The seventh of 10 children, Dr. Ritter was given a strong sense of giving by her family but said her focus was sharpened by her training in women’s health care as she studied to be an OB/GYN. Recognizing the disparity in health care, especially for women and children, around the world has led her to distant locales to change things for the better.

In 2004 and 2005, Dr. Ritter traveled to Honduras. She staffed a small-town clinic, delivering babies for women who had no pre-natal care while providing gynecological care for many others. Following the devastating tsunami of 2005, she spent two weeks in Sri Lanka multitasking in primary care, dermatology, gynecology and others. Her work took her to orphanages, where she saw the catastrophic toll of the disaster that took parents from children.

Last year included a medical and surgical expedition to Haiti. Dr. Ritter, a Major in the Maryland Defense Force, has also staffed medical missions to Bosnia and Herzegovina with the Air National Guard. Geography divides the places she has gone to help, but their plight binds them.

“There is a thread of similarity,” she said, “and that is that poverty keeps people helpless, and lack of education in health care, nutrition and prevention perpetuates that poverty.”

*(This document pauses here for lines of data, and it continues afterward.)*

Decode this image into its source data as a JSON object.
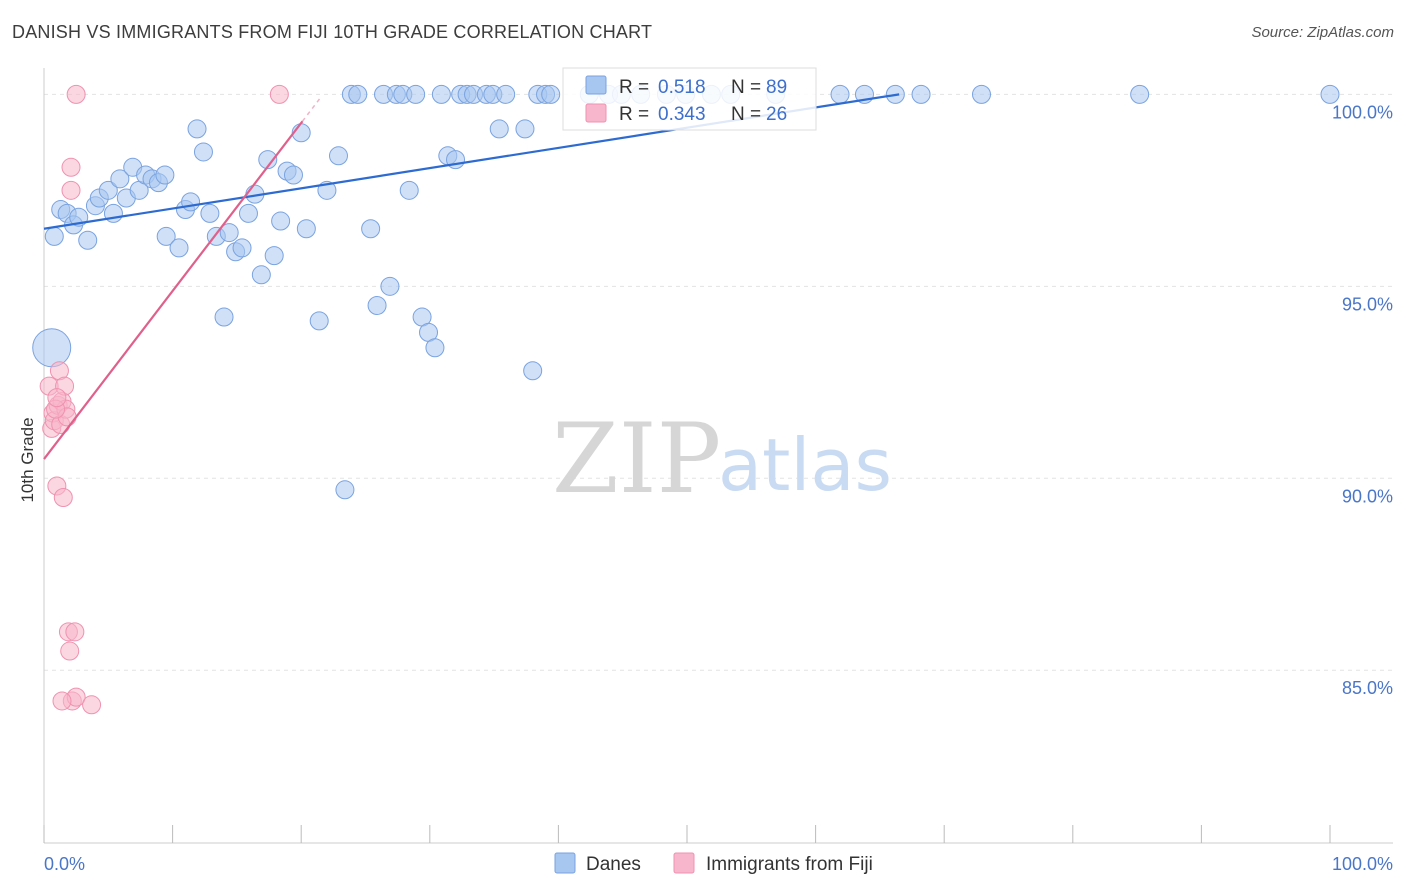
{
  "header": {
    "title": "DANISH VS IMMIGRANTS FROM FIJI 10TH GRADE CORRELATION CHART",
    "source": "Source: ZipAtlas.com"
  },
  "watermark": {
    "zip": "ZIP",
    "atlas": "atlas"
  },
  "legend_box": {
    "rows": [
      {
        "r_label": "R =",
        "r_value": "0.518",
        "n_label": "N =",
        "n_value": "89",
        "color": "#a7c6f0"
      },
      {
        "r_label": "R =",
        "r_value": "0.343",
        "n_label": "N =",
        "n_value": "26",
        "color": "#f7b6cb"
      }
    ]
  },
  "bottom_legend": {
    "items": [
      {
        "label": "Danes",
        "color": "#a7c6f0"
      },
      {
        "label": "Immigrants from Fiji",
        "color": "#f7b6cb"
      }
    ]
  },
  "chart_data": {
    "type": "scatter",
    "title": "DANISH VS IMMIGRANTS FROM FIJI 10TH GRADE CORRELATION CHART",
    "xlabel": "",
    "ylabel": "10th Grade",
    "xlim": [
      0,
      100
    ],
    "ylim": [
      80.5,
      100.4
    ],
    "x_tick_labels": [
      "0.0%",
      "100.0%"
    ],
    "y_ticks": [
      85,
      90,
      95,
      100
    ],
    "y_tick_labels": [
      "85.0%",
      "90.0%",
      "95.0%",
      "100.0%"
    ],
    "grid": true,
    "series": [
      {
        "name": "Danes",
        "color": "#a7c6f0",
        "stroke": "#7aa3e0",
        "trend": {
          "x0": 0,
          "y0": 96.5,
          "x1": 66.5,
          "y1": 100.0,
          "color": "#2e6bd0"
        },
        "points": [
          [
            0.6,
            93.4
          ],
          [
            0.8,
            96.3
          ],
          [
            1.3,
            97.0
          ],
          [
            1.8,
            96.9
          ],
          [
            2.3,
            96.6
          ],
          [
            2.7,
            96.8
          ],
          [
            3.4,
            96.2
          ],
          [
            4.0,
            97.1
          ],
          [
            4.3,
            97.3
          ],
          [
            5.0,
            97.5
          ],
          [
            5.4,
            96.9
          ],
          [
            5.9,
            97.8
          ],
          [
            6.4,
            97.3
          ],
          [
            6.9,
            98.1
          ],
          [
            7.4,
            97.5
          ],
          [
            7.9,
            97.9
          ],
          [
            8.4,
            97.8
          ],
          [
            8.9,
            97.7
          ],
          [
            9.4,
            97.9
          ],
          [
            9.5,
            96.3
          ],
          [
            10.5,
            96.0
          ],
          [
            11.0,
            97.0
          ],
          [
            11.4,
            97.2
          ],
          [
            11.9,
            99.1
          ],
          [
            12.4,
            98.5
          ],
          [
            12.9,
            96.9
          ],
          [
            13.4,
            96.3
          ],
          [
            14.0,
            94.2
          ],
          [
            14.4,
            96.4
          ],
          [
            14.9,
            95.9
          ],
          [
            15.4,
            96.0
          ],
          [
            15.9,
            96.9
          ],
          [
            16.4,
            97.4
          ],
          [
            16.9,
            95.3
          ],
          [
            17.4,
            98.3
          ],
          [
            17.9,
            95.8
          ],
          [
            18.4,
            96.7
          ],
          [
            18.9,
            98.0
          ],
          [
            19.4,
            97.9
          ],
          [
            20.0,
            99.0
          ],
          [
            20.4,
            96.5
          ],
          [
            21.4,
            94.1
          ],
          [
            22.0,
            97.5
          ],
          [
            22.9,
            98.4
          ],
          [
            23.4,
            89.7
          ],
          [
            23.9,
            100.0
          ],
          [
            24.4,
            100.0
          ],
          [
            25.4,
            96.5
          ],
          [
            25.9,
            94.5
          ],
          [
            26.4,
            100.0
          ],
          [
            26.9,
            95.0
          ],
          [
            27.4,
            100.0
          ],
          [
            27.9,
            100.0
          ],
          [
            28.4,
            97.5
          ],
          [
            28.9,
            100.0
          ],
          [
            29.4,
            94.2
          ],
          [
            29.9,
            93.8
          ],
          [
            30.4,
            93.4
          ],
          [
            30.9,
            100.0
          ],
          [
            31.4,
            98.4
          ],
          [
            32.0,
            98.3
          ],
          [
            32.4,
            100.0
          ],
          [
            32.9,
            100.0
          ],
          [
            33.4,
            100.0
          ],
          [
            34.4,
            100.0
          ],
          [
            34.9,
            100.0
          ],
          [
            35.4,
            99.1
          ],
          [
            35.9,
            100.0
          ],
          [
            37.4,
            99.1
          ],
          [
            38.0,
            92.8
          ],
          [
            38.4,
            100.0
          ],
          [
            39.0,
            100.0
          ],
          [
            39.4,
            100.0
          ],
          [
            42.4,
            100.0
          ],
          [
            43.9,
            100.0
          ],
          [
            44.9,
            100.0
          ],
          [
            46.4,
            100.0
          ],
          [
            48.4,
            100.0
          ],
          [
            49.9,
            100.0
          ],
          [
            51.9,
            100.0
          ],
          [
            53.4,
            100.0
          ],
          [
            56.9,
            100.0
          ],
          [
            61.9,
            100.0
          ],
          [
            63.8,
            100.0
          ],
          [
            66.2,
            100.0
          ],
          [
            68.2,
            100.0
          ],
          [
            72.9,
            100.0
          ],
          [
            85.2,
            100.0
          ],
          [
            100.0,
            100.0
          ]
        ]
      },
      {
        "name": "Immigrants from Fiji",
        "color": "#f7b6cb",
        "stroke": "#ef92b0",
        "trend": {
          "x0": 0,
          "y0": 90.5,
          "x1": 20.1,
          "y1": 99.3,
          "color": "#e0608c"
        },
        "points": [
          [
            0.4,
            92.4
          ],
          [
            0.6,
            91.3
          ],
          [
            0.7,
            91.7
          ],
          [
            0.8,
            91.5
          ],
          [
            1.0,
            89.8
          ],
          [
            1.1,
            91.9
          ],
          [
            1.2,
            92.8
          ],
          [
            1.3,
            91.4
          ],
          [
            1.4,
            92.0
          ],
          [
            1.5,
            89.5
          ],
          [
            1.6,
            92.4
          ],
          [
            1.7,
            91.8
          ],
          [
            1.8,
            91.6
          ],
          [
            1.9,
            86.0
          ],
          [
            2.0,
            85.5
          ],
          [
            2.1,
            97.5
          ],
          [
            2.1,
            98.1
          ],
          [
            2.2,
            84.2
          ],
          [
            2.4,
            86.0
          ],
          [
            2.5,
            84.3
          ],
          [
            1.4,
            84.2
          ],
          [
            3.7,
            84.1
          ],
          [
            2.5,
            100.0
          ],
          [
            18.3,
            100.0
          ],
          [
            0.9,
            91.8
          ],
          [
            1.0,
            92.1
          ]
        ]
      }
    ]
  }
}
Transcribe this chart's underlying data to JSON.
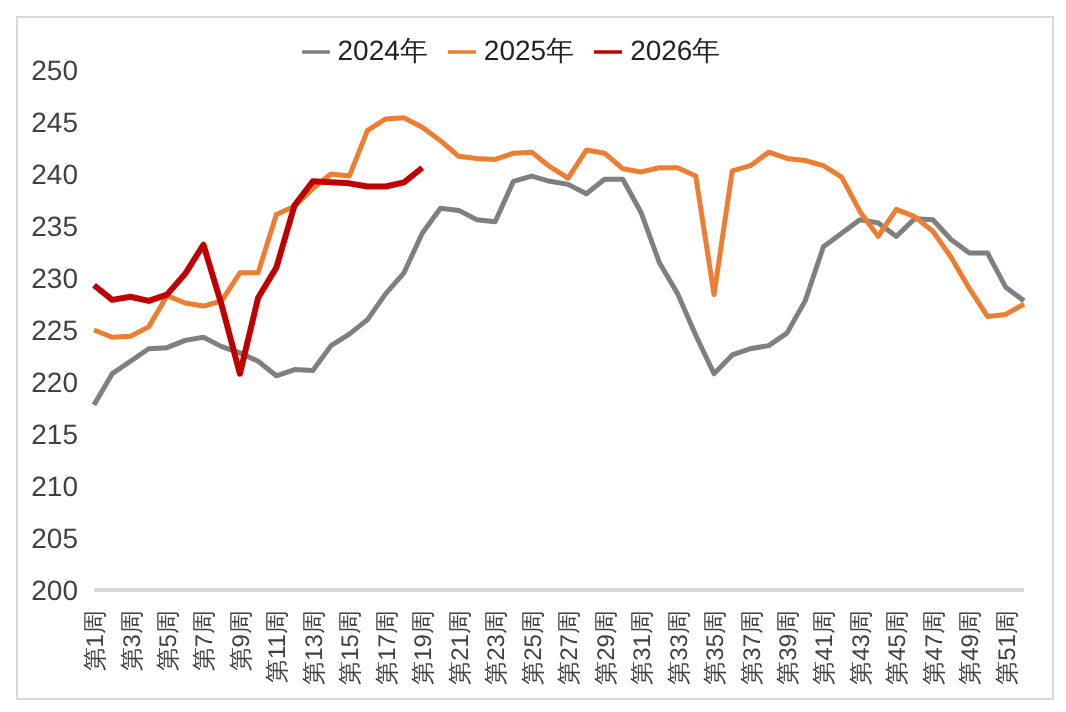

That thread also ties to struggling Americans in places like New Orleans, where Dr. Ritter traveled in 2006 and 2007 to staff a temporary clinic in the Ninth Ward, where the wreckage of Hurricane Katrina persists. Incidentally, these were also the only times in recent history that Dr. Ritter practiced obstetrics in the United States. She resigned her OB practice after her malpractice premiums rose 69 percent in one year.

“The whole situation was very confusing for me,” she said. “I felt betrayed. I thought, ‘how could it happen to me?’ But then I looked around and said, and if this is happening to me, it must be happening to other doctors as well.”

Indeed it was. From 2003-2004, her state of Maryland saw the largest rise in premiums nationally with a 132 percent increase. These experiences felt personally and by her peers nudged Dr. Ritter into the role of advocate for tort reform and thrust her into the foreign landscape of politics. She has met individually with lawmakers, given testimony before the Maryland Judicial Procedure Committee as well as in Washington, D.C., and has presented at hospitals, women’s groups and political rallies. The centerpiece of her efforts was the filming of a documentary about Maryland’s medical liability insurance crisis, If the Bough Breaks

 The film underscores how rising premiums are driving doctors from certain specialties, like obstetrics, and dissuading medical students from pursuing careers in those fields. Showing how this situation will lead to reduced access to care for patients may help reduce the frivolous lawsuits exacerbating the problem, Dr. Ritter said.

 

Watch the documentary

www.iftheboughbreaks.com

After the documentary aired, Maryland lawmakers put a $650,000 cap on liability and created a subsidy to pay for premium increases. The subsidy expired this year, but lawsuits are down, something for which Dr. Ritter can take some credit. In her mind, however, advocates have only exposed the tip of an iceberg capable of sinking U.S. health care.

 

“I worry about my kids’ future health care,” she said. “That’s why I’m working so hard. I think it’s important that politicians recognize that doctors have a humanitarian foundation, and many of our present laws prevent that initiative.”